Unlike in December, I didn't get any calls with results.  I have learned that this is a good thing! When a doctor calls you personally and sooner than expected after a test, the news isn't good. ;)  I did get a notification a few days later, though, letting me know the results had been posted to my electronic chart.  I debated about even looking at them, but curiosity got the best of me. Due to my limited "doctor speak" knowledge, I was left with more questions than answers, but overall---according to a doctor friend and my nurse relatives, it was a good report.
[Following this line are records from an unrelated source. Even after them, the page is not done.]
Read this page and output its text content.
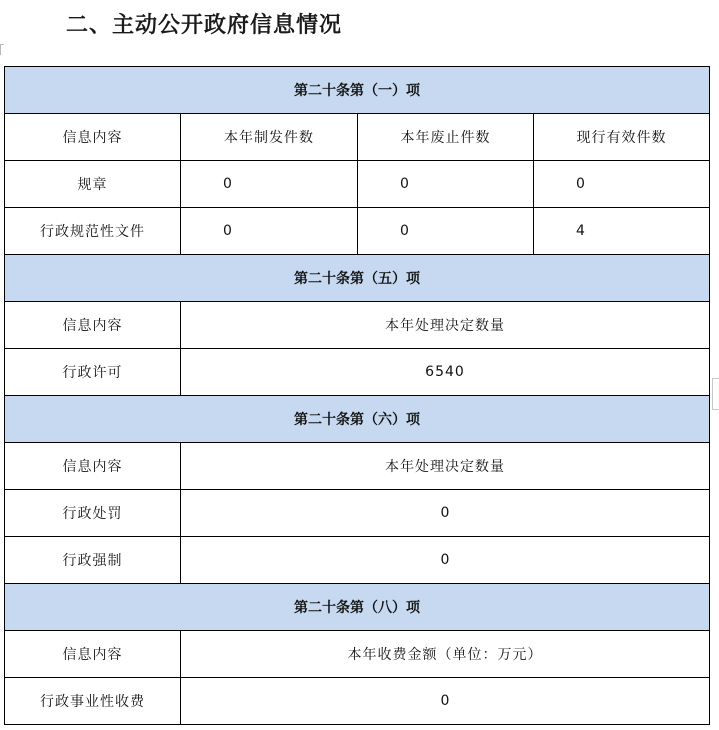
二、主动公开政府信息情况
第二十条第（一）项			
信息内容	本年制发件数	本年废止件数	现行有效件数
规章	0	0	0
行政规范性文件	0	0	4
第二十条第（五）项			
信息内容	本年处理决定数量		
行政许可	6540		
第二十条第（六）项			
信息内容	本年处理决定数量		
行政处罚	0		
行政强制	0		
第二十条第（八）项			
信息内容	本年收费金额（单位：万元）		
行政事业性收费	0		
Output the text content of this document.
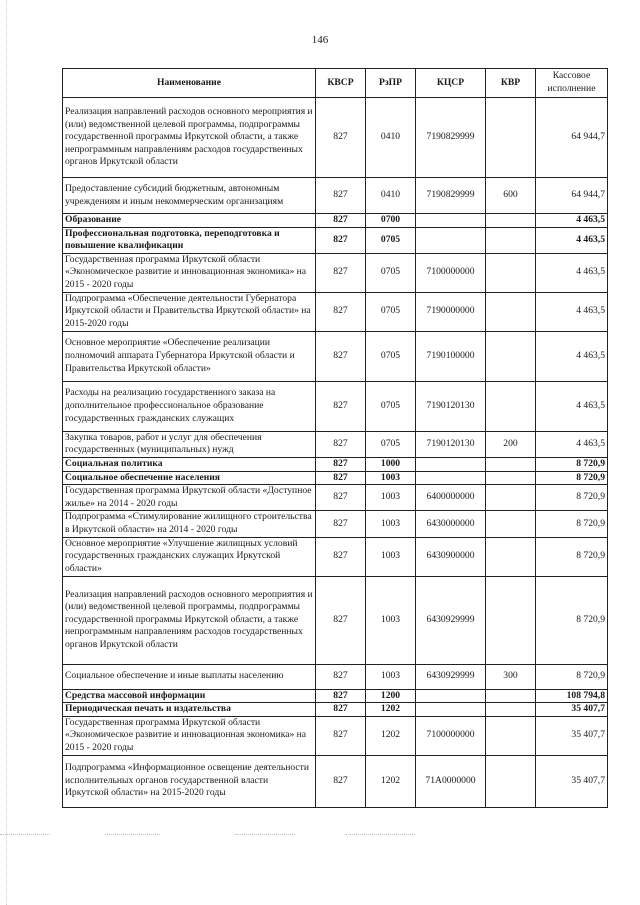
146
Наименование	КВСР	РзПР	КЦСР	КВР	Кассовое исполнение
Реализация направлений расходов основного мероприятия и (или) ведомственной целевой программы, подпрограммы государственной программы Иркутской области, а также непрограммным направлениям расходов государственных органов Иркутской области	827	0410	7190829999		64 944,7
Предоставление субсидий бюджетным, автономным учреждениям и иным некоммерческим организациям	827	0410	7190829999	600	64 944,7
Образование	827	0700			4 463,5
Профессиональная подготовка, переподготовка и повышение квалификации	827	0705			4 463,5
Государственная программа Иркутской области «Экономическое развитие и инновационная экономика» на 2015 - 2020 годы	827	0705	7100000000		4 463,5
Подпрограмма «Обеспечение деятельности Губернатора Иркутской области и Правительства Иркутской области» на 2015-2020 годы	827	0705	7190000000		4 463,5
Основное мероприятие «Обеспечение реализации полномочий аппарата Губернатора Иркутской области и Правительства Иркутской области»	827	0705	7190100000		4 463,5
Расходы на реализацию государственного заказа на дополнительное профессиональное образование государственных гражданских служащих	827	0705	7190120130		4 463,5
Закупка товаров, работ и услуг для обеспечения государственных (муниципальных) нужд	827	0705	7190120130	200	4 463,5
Социальная политика	827	1000			8 720,9
Социальное обеспечение населения	827	1003			8 720,9
Государственная программа Иркутской области «Доступное жилье» на 2014 - 2020 годы	827	1003	6400000000		8 720,9
Подпрограмма «Стимулирование жилищного строительства в Иркутской области» на 2014 - 2020 годы	827	1003	6430000000		8 720,9
Основное мероприятие «Улучшение жилищных условий государственных гражданских служащих Иркутской области»	827	1003	6430900000		8 720,9
Реализация направлений расходов основного мероприятия и (или) ведомственной целевой программы, подпрограммы государственной программы Иркутской области, а также непрограммным направлениям расходов государственных органов Иркутской области	827	1003	6430929999		8 720,9
Социальное обеспечение и иные выплаты населению	827	1003	6430929999	300	8 720,9
Средства массовой информации	827	1200			108 794,8
Периодическая печать и издательства	827	1202			35 407,7
Государственная программа Иркутской области «Экономическое развитие и инновационная экономика» на 2015 - 2020 годы	827	1202	7100000000		35 407,7
Подпрограмма «Информационное освещение деятельности исполнительных органов государственной власти Иркутской области» на 2015-2020 годы	827	1202	71А0000000		35 407,7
It doesn't take any medical knowledge though to know that the meningioma has grown. The measurements showed it has increased in size by 1.5 mm in 3 directions. It just did what it should have done I guess.  It would have been a miracle for it to not have grown.  That just seems to be a lot of growth in a short amount of time. Knowing that caused a bit of anxiety as I really would prefer to not have anything growing in my brain! And I even felt sorry for myself for a short time too.  Asking questions like--Isn't one brain tumor enough? Isn't one craniotomy plenty (or craniectomy--that is technically what I had)? Just being honest! But the Lord, in His kindness, has once again restored peace. 

Isaiah 26:3-4
3 He will keep in perfect peace
    those whose minds are steadfast,
    because they trust in you.
Trust in the Lord forever,
    for the Lord, the Lord himself, is the Rock eternal.
When experiencing this anxiety and desire to wish the remaining tumor away, my mom wisely told me to relax and not worry, until someone in authority tells me otherwise. Love her!

We see that "authority" today. I can already envision the appointment. Dr. Mickey will come in, make eye contact and ask a few questions...maybe even give me a portion of a neurological exam. Then his back will be turned to me as he looks at different views of my MRI on the screen and makes measurement after measurement after measurement...kind of like the 20 week sonogram when you are pregnant.  Then he will turn around. That is when in a caring, yet monotone and direct, voice he will give us some news.

I just pray that whatever the news is, that we will be able to receive it with peace and maintain our composure. During my initial appointment with him I was a mess and he commented that his nurses take off points for making a patient cry! ;) Hopefully no points taken off today!